NVIDIA / aistore

AIStore: scalable storage for AI applications
https://aistore.nvidia.com
MIT License
1.21k stars 160 forks source link

Documentation on nodes with different storage capacity #176

Closed johnzielke closed 2 months ago

johnzielke commented 2 months ago

Describe the issue

How does AIS handle nodes with different amounts of storage? Will it balance the objects so that the disk usage is equal in % or will each node fill up equally in terms of total size and the cluster is therefore restricted to nodes with the same amount of storage? I was trying to find docs on this, but was unable to, only that the performance of drives and nodes is assumed to be similar.

Links

N/A

alex-aizman commented 2 months ago

The nodes are supposed to be identical, capacity-wise and otherwise. The term to look for is "rebalance":

## overall
$ git grep -n rebalance | wc -l
457

## and the docs only
$ git grep -n rebalance -- "*.md" | wc -l
179
johnzielke commented 2 months ago

Thank you very much. I just wasn't sure whether the fact that all nodes in the docs were setup with the same amount of storage was for simplicity or if this is a necessity. What would be your suggestion on how to deal with hardware upgrades in a cluster then? Setup a completely new one and swap out all nodes at once?

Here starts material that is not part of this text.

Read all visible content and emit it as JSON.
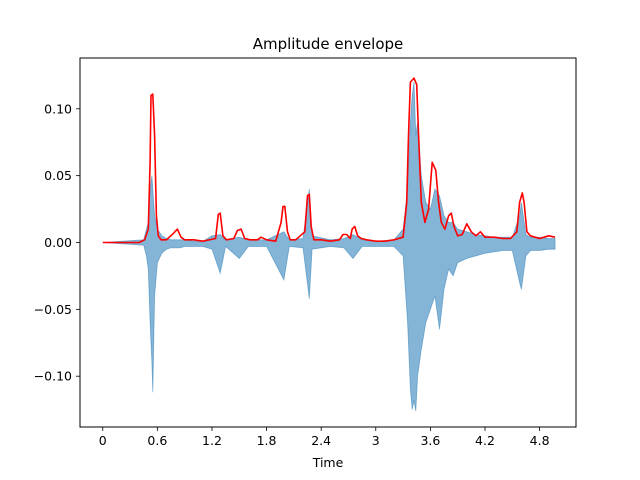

alex-aizman commented 2 months ago

There's no need to do any drastic "swapping-out" steps. AIS cluster will continue operating if you, for instance, add a machine with 16 drives to already present nodes that all have, say, 12. Scenarios abound but normally you should be able to perform gradual incremental upgrade.

When I say "normally" I mean avoiding corner cases when one or several nodes have less than 5% remaining usable capacity. Normally, you should use Grafana/Prometheus monitoring to report aistore alerts that in turn include OOS, and more.

But again, the only limitation is that aistore currently does not take into account that nodes may differ hardware-wise. That's all.

johnzielke commented 2 months ago

Thank you! Sorry my message was worded incorrectly, by setting up a new one I meant a complete rolling replacement of the nodes to be able to use higher capacity available in newer nodes.

Out of interest: While I understand that it is not currently supported nor planned, would the fundamental design and the HRW algorithm allow an implementation that would take the storage available on each node into account and distribute the data accordingly among these nodes? From my understanding, the biggest problem is posed by the erasure coding and the slices that need to be stored from it. This is at least what would prevent one from just running multiple ais targets on larger servers, since the parity data might be stored on the same node.

alex-aizman commented 2 months ago

The optimization objective is performance or throughput, to be precise, given limited capacity. It's one thing that an AIS target with lesser storage space will run out of it first. It's another thing that the slowest target will throttle the entire system. The idea to optimize across different hardwares is therefore not very appealing. Could be a good academic paper though, I can see that.